Bradford Council has announced that it has purchased the 1970s Kirkgate Shopping Centre in Bradford City Centre with the intention of demolishing the landmark brutalist building.
The news – which was exclusively reported by Chris Young in the Bradford Telegraph and Argus – paves the way for Kirkgate’s anchor tenant Primark to move into the large vacant Debenhams unit in The Broadway, and will unlock a key regeneration site adjacent to the under-construction Darley Street Market.
Kirkgate Shopping Centre was opened in 1976 following the controversial demolition of the Victorian Kikrgate Market on the same site. The modernist building was home to 70 stores and a Council-run market at its peak, but the opening of The Broadway in 2015 led to an exodus of high street chains from the centre and the surrounding streets.

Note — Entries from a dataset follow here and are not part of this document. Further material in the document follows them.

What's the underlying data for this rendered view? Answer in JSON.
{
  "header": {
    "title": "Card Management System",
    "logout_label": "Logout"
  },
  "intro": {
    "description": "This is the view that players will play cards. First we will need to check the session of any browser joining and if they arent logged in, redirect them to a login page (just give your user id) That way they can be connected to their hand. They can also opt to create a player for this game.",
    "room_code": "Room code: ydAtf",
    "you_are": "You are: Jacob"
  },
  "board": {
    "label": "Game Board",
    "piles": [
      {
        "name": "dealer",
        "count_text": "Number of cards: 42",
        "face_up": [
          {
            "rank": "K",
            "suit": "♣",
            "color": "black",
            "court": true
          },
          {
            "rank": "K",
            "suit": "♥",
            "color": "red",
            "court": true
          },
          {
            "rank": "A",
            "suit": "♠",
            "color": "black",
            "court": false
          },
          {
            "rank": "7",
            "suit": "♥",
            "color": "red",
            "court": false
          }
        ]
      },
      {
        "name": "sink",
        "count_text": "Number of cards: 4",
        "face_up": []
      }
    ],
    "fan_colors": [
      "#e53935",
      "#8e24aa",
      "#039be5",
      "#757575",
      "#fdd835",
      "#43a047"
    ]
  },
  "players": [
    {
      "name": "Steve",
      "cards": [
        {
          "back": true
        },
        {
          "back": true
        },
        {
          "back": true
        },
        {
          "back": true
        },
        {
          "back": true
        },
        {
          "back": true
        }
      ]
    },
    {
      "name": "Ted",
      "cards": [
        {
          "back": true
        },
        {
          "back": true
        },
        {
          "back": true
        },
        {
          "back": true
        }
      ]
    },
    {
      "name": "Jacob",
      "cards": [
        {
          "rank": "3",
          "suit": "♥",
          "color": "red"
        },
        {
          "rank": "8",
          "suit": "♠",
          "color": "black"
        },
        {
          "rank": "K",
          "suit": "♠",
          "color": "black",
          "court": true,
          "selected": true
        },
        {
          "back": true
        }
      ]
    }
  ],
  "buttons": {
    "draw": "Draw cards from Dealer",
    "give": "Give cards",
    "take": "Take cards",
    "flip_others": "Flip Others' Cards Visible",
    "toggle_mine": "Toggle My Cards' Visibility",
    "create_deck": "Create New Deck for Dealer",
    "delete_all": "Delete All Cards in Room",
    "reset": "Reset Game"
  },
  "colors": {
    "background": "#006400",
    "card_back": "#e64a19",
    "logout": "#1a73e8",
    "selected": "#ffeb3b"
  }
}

Bradford Council’s decision to close the Kirkgate Market when the new Darley Street Market opens in 2023, as well as the mysterious loss of T J Hughes department store, has left a question mark over the future viability of Kirkgate for some time now. In 2019, the Chairman of Bradford Civic Society suggested the centre may be better off demolished, speaking at the time in a debate about the future of city centre high streets.
In 2021, Bradford Civic Society hosted an exhibition – Bradford: Reimagined – in which architecture students created this concept vision of Bradford City Centre with a green park at its heart in place of Kirkgate Shopping Centre.
Commenting on today’s news, Councillor Alex Ross Shaw, the Council’s executive member for planning, regeneration and transport, said with retail increasingly becoming focused around the Broadway, and more high street chains disappearing from UK towns and cities, a shift in this area of the city was needed.
Bradford Civic Society has requested a public meeting to hear more about the plans for Kirkgate and the wider City Village concept.